Out of the total study population, only a small group of 14 patients (group A) took a break of less than 3 months, which might be related to the change in reimbursement criteria. Due to the small number of patients, the probability of a meaningful influence on the overall study results is low, and pointing out a favorable treatment-break duration is difficult.

However, it is evident from our data that it takes less than three months to observe a worsening of disease, as shown as rise in MMD and mMIDAS. Patients who experience a rapid symptom worsening when going into the treatment break might fulfill the criteria for reimbursement of therapy restart already after 1 month of break. The reimbursement amendment could therefore be favorable concerning the physician’s scope for action.
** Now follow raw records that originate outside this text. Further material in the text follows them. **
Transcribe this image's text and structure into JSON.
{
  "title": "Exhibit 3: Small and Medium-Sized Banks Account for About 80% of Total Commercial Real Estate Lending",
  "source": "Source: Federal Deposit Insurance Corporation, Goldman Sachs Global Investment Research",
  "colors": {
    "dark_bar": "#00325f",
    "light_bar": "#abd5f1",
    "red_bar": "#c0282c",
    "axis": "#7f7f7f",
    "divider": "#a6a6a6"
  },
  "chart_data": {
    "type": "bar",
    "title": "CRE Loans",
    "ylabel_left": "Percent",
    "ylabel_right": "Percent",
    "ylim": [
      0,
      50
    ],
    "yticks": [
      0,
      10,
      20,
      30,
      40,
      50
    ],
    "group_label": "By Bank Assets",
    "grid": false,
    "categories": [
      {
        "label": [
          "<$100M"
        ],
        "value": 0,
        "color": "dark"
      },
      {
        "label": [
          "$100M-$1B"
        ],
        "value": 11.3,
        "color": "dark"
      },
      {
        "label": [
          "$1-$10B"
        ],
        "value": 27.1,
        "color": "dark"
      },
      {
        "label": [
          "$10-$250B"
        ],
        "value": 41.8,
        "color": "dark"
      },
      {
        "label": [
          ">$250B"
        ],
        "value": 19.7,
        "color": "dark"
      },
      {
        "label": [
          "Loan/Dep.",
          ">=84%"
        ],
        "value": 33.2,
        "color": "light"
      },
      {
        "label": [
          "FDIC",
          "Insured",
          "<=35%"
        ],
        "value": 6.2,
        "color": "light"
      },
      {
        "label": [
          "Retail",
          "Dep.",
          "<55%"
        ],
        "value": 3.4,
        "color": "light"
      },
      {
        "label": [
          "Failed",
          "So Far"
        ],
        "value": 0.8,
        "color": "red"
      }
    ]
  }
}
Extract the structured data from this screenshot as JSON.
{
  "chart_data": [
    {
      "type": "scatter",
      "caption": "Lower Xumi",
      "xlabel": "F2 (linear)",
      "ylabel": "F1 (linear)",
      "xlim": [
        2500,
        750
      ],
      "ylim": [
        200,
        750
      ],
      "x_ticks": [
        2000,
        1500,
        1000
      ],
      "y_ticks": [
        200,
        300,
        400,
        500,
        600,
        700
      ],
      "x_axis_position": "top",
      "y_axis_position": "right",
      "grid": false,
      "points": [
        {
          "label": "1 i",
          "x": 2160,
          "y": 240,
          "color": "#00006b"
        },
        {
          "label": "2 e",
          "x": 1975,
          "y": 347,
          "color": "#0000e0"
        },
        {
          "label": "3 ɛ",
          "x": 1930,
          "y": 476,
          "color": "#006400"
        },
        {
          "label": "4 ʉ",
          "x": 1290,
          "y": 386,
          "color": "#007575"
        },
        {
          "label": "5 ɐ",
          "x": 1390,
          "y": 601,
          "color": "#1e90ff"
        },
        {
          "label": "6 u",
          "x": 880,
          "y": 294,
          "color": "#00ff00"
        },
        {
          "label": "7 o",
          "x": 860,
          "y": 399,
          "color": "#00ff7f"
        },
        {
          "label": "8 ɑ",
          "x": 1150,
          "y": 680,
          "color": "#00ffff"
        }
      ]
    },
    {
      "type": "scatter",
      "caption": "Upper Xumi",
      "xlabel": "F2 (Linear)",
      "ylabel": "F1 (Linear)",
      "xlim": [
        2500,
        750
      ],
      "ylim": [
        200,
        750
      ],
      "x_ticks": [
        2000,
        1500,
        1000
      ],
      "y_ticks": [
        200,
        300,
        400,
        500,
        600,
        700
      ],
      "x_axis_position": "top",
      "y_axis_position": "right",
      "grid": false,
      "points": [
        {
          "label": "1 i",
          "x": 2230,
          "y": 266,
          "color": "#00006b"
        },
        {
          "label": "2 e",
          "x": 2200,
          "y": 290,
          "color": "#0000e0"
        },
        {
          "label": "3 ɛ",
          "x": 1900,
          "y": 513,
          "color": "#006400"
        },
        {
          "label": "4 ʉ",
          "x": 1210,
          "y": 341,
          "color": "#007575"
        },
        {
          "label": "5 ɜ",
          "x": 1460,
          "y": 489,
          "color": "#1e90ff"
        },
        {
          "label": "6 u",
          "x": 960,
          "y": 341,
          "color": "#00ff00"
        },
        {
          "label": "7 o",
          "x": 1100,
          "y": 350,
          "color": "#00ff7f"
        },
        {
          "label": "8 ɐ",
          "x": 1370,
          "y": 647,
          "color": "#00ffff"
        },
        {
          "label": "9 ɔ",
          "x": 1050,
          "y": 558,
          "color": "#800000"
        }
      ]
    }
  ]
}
Patient numbers in groups C and D are very low, making these data difficult to interpret: This group individuality is reflected in the wide range and different lengths of therapy gaps in the study population, revealing the heterogeneity of response to the break in a real-life setting. Final study results after 24 months might provide more details on these groups and especially the group of patients with no documented therapy restart within the 18 months observational timeframe (group E).

The strongest argument in favor of a treatment gap is the possibility of evaluating the continuous need for long-term treatment, such as erenumab, targeting the CGRP pathway. As a therapy interruption puts considerable burden on many patients, the exact timing and duration must be carefully weighed on an individual basis.

The results after study end (24 months) will reveal overall therapy performance in patients with episodic and chronic migraine and the influence of the therapy break on treatment efficacy and therapy success over time. Also, the effects on healthcare costs (e.g., emergency visits or acute medication use) will be further analyzed.